Teaching Philosophy Statement
The foundation of my teaching philosophy is that theatre is an art form that allows itself to be a pipeline for all forms of performance. As a theatre artist who is currently involved in the performance aspect of theatre, I bring a passion and a presence to the classroom that allows students to discover and express their own passions in various art forms. I am overjoyed with any opportunity to express my enthusiasm about theatre and hope to spark an appreciation of the arts among college students.
It is important to create a safe and creative environment in this type of class in order to promote discussion, creative expression and learning. I prefer an interactive setting where students are encouraged to express their opinions and effectively communicate their emotional responses to various types of performance art. Collaboration is a crucial component of my teaching style. I find that the more interactive students are with each other the stronger their bonds become and the more expressive they allow themselves and others to be. I strongly believe in personalizing information for students in order to promote a lasting experience for students. As a teacher, I tend to take on the roles of a coach and/or mentor to students.
Goals For Students
Students should be able to express their own informed opinions about theatrical subjects.
Ideally, students who take my class will have extensive knowledge on current trends in theatre today, an understanding of cultural influences in theatre and a passion for diversity in theatre.
Students will also be able to breakdown the different jobs and facets of a theatrical production.
General education courses in Theatre are very important courses in which teachers have the responsibility to create a lasting impact on students in hopes that they continue to support live theatre in order to ensure its survival in the community, region and world.
Students will be able to connect these three concepts to various aspects of theatre: collaboration, artistic vision, expression.
In my class, I like to start with a personal interest exercise where I allow students to express their personal interests or hobbies so that I can later link their interests to something in the world of theatre. I believe that group discussions are an essential aspect of my teaching style to promote the same collaboration and problem solving we have in theatre to the classroom as well. I use interactive lectures to breakdown theatrical concepts and ideas and to provide important information about important figures. I try to keep these as involved as possible by including short reviews, questions and thought provoking pictures and/or videos. Group activities are a great way to build relationships and allow students to share ideas and dissect information.
A new method that I recently added are concept simulations where students participate in an exercise in order to experience what we’ve previously discussed in class. For example, I conducted a simulation in which students became an acting company in rehearsal for a play and I became three different kinds of directors. After the exercise, students discussed the collaboration process between the actor/director, their preferences as well as the joys/hardships of rehearsal.
Media & Technology
Power Points typically accompany my lectures to allow students to take notes. I tend to include thought-provoking pictures and links for students to discuss and explore at their leisure.

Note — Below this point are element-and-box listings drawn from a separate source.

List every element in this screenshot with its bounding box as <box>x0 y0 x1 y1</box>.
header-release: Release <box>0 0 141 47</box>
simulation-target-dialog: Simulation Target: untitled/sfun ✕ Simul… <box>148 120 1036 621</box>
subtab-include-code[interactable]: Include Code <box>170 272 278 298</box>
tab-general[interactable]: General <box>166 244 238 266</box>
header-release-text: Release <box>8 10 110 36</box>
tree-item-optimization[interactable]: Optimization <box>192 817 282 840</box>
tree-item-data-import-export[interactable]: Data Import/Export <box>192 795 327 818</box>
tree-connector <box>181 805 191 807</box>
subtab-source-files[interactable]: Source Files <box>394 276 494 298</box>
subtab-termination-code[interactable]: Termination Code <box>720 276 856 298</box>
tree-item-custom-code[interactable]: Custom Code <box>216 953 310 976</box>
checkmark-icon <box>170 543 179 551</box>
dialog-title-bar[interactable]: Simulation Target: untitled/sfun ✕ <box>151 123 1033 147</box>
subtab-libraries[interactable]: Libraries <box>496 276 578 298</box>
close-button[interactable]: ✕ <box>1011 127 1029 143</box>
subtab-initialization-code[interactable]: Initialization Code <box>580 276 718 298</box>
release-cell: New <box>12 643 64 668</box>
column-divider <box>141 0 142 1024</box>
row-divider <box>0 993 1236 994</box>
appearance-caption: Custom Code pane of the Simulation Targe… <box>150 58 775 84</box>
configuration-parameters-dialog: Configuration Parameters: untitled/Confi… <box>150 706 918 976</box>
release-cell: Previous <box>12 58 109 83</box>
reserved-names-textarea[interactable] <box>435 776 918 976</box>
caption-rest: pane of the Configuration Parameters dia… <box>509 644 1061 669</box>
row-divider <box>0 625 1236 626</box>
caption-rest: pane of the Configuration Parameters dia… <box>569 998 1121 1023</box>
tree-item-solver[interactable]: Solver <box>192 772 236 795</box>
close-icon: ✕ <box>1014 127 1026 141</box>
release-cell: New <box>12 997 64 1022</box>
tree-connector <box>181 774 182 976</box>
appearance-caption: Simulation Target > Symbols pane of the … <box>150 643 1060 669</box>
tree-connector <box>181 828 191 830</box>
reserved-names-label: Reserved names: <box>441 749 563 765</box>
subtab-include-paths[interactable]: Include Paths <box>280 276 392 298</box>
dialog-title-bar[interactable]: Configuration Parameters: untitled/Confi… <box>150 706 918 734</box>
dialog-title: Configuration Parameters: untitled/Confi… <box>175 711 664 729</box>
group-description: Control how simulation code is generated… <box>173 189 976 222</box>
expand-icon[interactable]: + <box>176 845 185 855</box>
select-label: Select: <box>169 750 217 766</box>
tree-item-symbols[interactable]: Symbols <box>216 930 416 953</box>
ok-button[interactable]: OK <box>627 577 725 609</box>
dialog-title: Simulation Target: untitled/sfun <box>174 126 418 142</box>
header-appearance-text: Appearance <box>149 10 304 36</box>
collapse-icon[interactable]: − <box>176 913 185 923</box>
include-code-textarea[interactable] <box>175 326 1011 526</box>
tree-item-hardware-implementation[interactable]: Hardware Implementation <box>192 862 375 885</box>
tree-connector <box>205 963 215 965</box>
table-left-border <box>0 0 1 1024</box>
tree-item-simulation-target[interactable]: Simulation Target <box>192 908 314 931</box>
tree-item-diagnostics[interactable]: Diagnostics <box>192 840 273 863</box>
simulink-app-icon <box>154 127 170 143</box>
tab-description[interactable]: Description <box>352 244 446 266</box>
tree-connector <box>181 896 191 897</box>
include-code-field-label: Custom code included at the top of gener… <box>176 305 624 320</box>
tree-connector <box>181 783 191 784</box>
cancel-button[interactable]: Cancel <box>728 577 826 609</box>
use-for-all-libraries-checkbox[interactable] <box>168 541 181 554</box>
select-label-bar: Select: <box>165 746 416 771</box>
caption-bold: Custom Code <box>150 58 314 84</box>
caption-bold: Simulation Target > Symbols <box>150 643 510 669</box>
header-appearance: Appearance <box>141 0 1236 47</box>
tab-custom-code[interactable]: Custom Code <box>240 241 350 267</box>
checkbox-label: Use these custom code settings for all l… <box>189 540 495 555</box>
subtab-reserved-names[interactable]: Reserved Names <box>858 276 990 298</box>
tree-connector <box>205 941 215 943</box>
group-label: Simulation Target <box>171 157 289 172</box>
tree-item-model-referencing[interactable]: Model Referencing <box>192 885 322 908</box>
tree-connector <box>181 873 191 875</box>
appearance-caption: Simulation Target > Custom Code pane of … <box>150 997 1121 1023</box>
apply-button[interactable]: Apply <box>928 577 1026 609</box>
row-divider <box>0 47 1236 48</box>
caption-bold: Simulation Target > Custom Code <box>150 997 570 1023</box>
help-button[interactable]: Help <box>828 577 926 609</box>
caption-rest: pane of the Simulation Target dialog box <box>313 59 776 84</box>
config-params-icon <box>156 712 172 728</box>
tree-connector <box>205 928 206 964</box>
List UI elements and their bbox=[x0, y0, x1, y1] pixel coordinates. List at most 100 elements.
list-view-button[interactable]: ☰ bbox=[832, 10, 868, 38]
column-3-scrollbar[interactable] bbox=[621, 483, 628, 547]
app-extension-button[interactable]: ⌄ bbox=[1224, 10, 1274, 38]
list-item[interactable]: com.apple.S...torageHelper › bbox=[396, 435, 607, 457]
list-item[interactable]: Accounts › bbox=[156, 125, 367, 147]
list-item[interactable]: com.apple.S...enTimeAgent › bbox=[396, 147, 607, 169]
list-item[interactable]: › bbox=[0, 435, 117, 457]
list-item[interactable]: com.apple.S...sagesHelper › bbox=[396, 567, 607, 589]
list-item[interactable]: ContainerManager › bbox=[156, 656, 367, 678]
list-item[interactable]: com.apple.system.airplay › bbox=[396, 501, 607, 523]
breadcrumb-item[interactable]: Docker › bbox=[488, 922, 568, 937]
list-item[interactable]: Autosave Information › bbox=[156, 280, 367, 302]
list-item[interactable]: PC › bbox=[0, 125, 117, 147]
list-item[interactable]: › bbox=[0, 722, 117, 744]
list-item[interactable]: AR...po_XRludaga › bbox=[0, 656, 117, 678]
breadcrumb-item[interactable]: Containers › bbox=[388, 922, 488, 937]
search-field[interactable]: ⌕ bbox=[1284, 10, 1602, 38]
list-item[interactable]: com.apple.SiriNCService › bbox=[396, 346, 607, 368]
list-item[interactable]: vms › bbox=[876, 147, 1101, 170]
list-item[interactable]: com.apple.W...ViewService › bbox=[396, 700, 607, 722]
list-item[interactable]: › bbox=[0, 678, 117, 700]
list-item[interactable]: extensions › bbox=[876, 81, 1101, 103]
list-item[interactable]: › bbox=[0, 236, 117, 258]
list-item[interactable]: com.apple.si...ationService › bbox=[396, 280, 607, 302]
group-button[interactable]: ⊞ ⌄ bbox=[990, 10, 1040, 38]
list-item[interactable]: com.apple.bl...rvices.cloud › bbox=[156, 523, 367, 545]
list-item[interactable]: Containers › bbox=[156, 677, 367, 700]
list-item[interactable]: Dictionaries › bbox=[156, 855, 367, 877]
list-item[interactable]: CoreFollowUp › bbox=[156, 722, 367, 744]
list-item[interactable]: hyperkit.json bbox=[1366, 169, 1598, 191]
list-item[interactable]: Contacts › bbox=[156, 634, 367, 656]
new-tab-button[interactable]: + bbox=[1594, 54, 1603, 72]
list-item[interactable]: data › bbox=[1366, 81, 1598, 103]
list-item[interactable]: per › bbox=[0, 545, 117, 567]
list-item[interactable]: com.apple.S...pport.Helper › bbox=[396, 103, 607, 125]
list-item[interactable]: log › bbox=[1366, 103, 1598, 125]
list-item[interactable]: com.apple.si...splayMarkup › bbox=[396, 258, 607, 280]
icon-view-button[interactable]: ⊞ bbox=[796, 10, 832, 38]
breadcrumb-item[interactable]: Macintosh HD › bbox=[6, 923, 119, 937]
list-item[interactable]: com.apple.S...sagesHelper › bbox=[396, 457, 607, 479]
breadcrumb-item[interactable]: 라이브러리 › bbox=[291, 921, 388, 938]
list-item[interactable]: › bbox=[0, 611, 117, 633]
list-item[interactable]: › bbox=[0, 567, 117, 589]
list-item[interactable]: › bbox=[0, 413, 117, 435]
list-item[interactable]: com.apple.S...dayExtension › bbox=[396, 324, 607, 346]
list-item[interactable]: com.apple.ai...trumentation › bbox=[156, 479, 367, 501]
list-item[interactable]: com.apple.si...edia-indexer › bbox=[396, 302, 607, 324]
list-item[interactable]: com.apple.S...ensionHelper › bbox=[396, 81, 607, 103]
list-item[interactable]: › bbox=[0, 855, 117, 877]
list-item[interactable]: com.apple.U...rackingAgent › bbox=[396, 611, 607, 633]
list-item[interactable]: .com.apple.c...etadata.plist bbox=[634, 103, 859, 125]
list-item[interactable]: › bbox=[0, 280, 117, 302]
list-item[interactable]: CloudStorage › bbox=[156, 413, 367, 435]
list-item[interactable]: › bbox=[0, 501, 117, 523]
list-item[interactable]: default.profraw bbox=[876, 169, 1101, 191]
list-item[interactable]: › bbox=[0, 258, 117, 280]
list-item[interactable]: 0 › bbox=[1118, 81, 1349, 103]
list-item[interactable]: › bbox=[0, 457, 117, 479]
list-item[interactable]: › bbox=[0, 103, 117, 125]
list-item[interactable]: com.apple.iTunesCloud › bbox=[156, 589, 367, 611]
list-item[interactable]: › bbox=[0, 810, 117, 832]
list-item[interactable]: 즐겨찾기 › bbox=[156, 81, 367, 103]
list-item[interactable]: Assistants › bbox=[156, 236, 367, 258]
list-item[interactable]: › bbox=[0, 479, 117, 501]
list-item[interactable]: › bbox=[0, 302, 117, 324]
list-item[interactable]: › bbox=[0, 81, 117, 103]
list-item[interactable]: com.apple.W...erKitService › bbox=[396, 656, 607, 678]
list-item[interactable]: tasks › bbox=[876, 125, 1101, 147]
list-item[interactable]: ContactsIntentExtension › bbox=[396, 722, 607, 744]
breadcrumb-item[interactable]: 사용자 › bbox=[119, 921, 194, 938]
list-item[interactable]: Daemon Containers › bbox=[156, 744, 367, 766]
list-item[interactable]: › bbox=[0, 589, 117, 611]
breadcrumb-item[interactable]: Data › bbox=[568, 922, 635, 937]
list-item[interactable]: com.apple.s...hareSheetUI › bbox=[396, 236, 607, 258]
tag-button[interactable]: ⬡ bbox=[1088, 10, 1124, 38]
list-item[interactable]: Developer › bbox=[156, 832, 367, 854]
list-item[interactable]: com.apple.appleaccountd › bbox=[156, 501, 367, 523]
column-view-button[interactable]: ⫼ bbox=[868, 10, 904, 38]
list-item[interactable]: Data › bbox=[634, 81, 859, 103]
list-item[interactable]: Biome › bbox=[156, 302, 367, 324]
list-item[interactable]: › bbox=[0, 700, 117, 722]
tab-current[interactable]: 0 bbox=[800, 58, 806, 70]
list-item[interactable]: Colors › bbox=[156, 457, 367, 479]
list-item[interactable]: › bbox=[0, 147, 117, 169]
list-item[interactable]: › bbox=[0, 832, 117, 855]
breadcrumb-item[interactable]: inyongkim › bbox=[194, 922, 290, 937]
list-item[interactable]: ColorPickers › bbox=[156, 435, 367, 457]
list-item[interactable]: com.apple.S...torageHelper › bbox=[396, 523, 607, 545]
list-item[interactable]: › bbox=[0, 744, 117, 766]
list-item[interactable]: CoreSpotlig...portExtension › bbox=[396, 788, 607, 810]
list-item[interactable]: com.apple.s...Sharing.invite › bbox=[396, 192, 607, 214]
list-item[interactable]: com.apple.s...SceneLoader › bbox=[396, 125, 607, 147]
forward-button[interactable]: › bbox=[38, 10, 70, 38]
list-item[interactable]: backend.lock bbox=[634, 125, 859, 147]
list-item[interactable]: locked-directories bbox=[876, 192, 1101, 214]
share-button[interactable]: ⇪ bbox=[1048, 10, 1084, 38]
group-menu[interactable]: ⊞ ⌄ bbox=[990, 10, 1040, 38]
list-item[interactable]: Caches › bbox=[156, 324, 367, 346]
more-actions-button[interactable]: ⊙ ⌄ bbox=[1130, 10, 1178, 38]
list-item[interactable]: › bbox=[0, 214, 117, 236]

Video and short clips are a vital part of my teaching styles as I not only want to discuss concepts but also view them in action.
I like to include various articles, reviews and websites to start group discussions and to provide information to prepare for group projects.
Interaction with Students
As a mentor, I like to highlight the strengths of each student in discussion and small group projects. As a coach, I encourage students to express themselves and to feel confident in honoring their own opinions. My focus is to guide students to as much information on a subject as I can and to remain neutral while prompting different facets of a conversation.
I enjoy working with students and being apart of their creative growth. I recognize that students come from all different walks of life and cultural backgrounds and I tend to celebrate this while creating connections to theatre that are personal and meaningful.
I believe it is very important for students to recognize diversity in theatre. I highlight and openly discuss race, gender, sexual orientation, politics and religion as it relates to theatre. Theatre today is becoming more and more inclusive and I want to highlight this in media examples, activities, and discussions in class.
Students should be aware of theatrical trends in the United States as well as theatre around the world. Students should recognize the historical context of these art forms as well as the current trends in different cultures. For example, students become aware of the rich history of Japanese theatre which is steeped in traditional and physical technique and dance. Students also learn about the National Theatre in Japan and their traditional Kabuki performances.Whenever possible, I try to connect students with articles from the National Theatre, American Theatre wing and New York Time reviews.
In my experiences in teaching, I have learned to become extremely flexible in order to provide accommodations for students with disabilities. In the past, I have provided recorded lectures, videos with subtitles, and printed lectures and notes at the request of students. I try to connect with students early in the teaching process in order to create a learning plan in which students receive all of the tools they need to be successful in my classroom.
I like to use traditional testing, projects and presentations to assess students. I also include a participation grade since students are encouraged to fully participate in all activities in my classroom.
In an effort to educate my students as efficiently as possible, I continue to research new and interactive projects, activities and lectures for the classroom. I want to continue to expose myself to non-traditional types of theatre as well as culturally diverse theatre in order to provide first-hand experience to what I discuss with my students. Teacher evaluations are a great way to figure out what students liked and disliked about the class and my teaching style and I tend to shape my next class with the information I get from them. I know I have effectively taught my class when students express their appreciation for the class and their plans to either be a part of or support theatre performance.